The atheist campaign on Toronto buses last year hit enough nerves to inspire a new campaign from the people behind it, this time taking on Allah, Christ, Bigfoot, homeopathy and psychics.

The atheist campaign on Toronto buses last year hit enough nerves to inspire a new campaign from the people behind it, this time taking on Allah, Christ, Bigfoot, homeopathy and psychics.

The Extraordinary Claims campaign, which the Centre for Inquiry is hoping to roll out early next year, expands from its challenge of religion to just about anything “not supported by critical and scientific evidence,” said centre executive director Justin Trottier.

“The Atheist Bus Campaign was a tremendous success,” he told the Toronto Star yesterday. By that, he means the skeptics’ and humanists’ point of view espoused by the centre got to claim “more of an influence and become part of a conversation.”

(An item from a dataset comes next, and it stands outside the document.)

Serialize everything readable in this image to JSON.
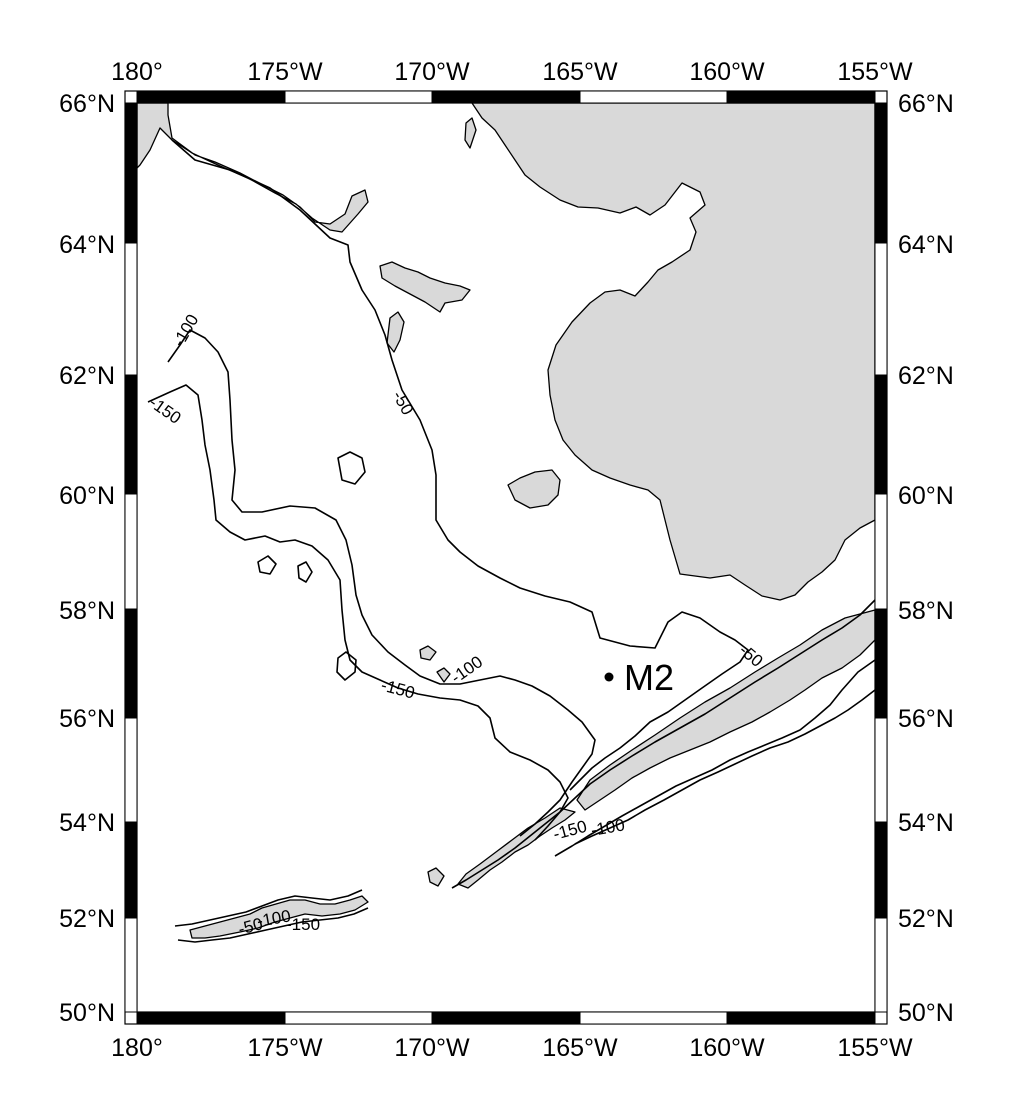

While the overall Extraordinary Claims campaign ranges across 60 fields, from fairies and the Easter bunny to alternative medicine, the bus poster campaign will target just seven, with Allah and Christ as the “bookends.”

“We’re just sort of starting negotiations with Pattison, the agency that markets the ad space, and the TTC,” said Trottier.

“We are equally concerned with irrational and unscientific homeopathic practice and parents who subject their children to that, as we are about religious claims that can spark violence.”

He’s proud to note this campaign is Canadian, while the bus campaign, with its slogan “There’s probably no God. Now stop worrying and enjoy your life,” had been a British import.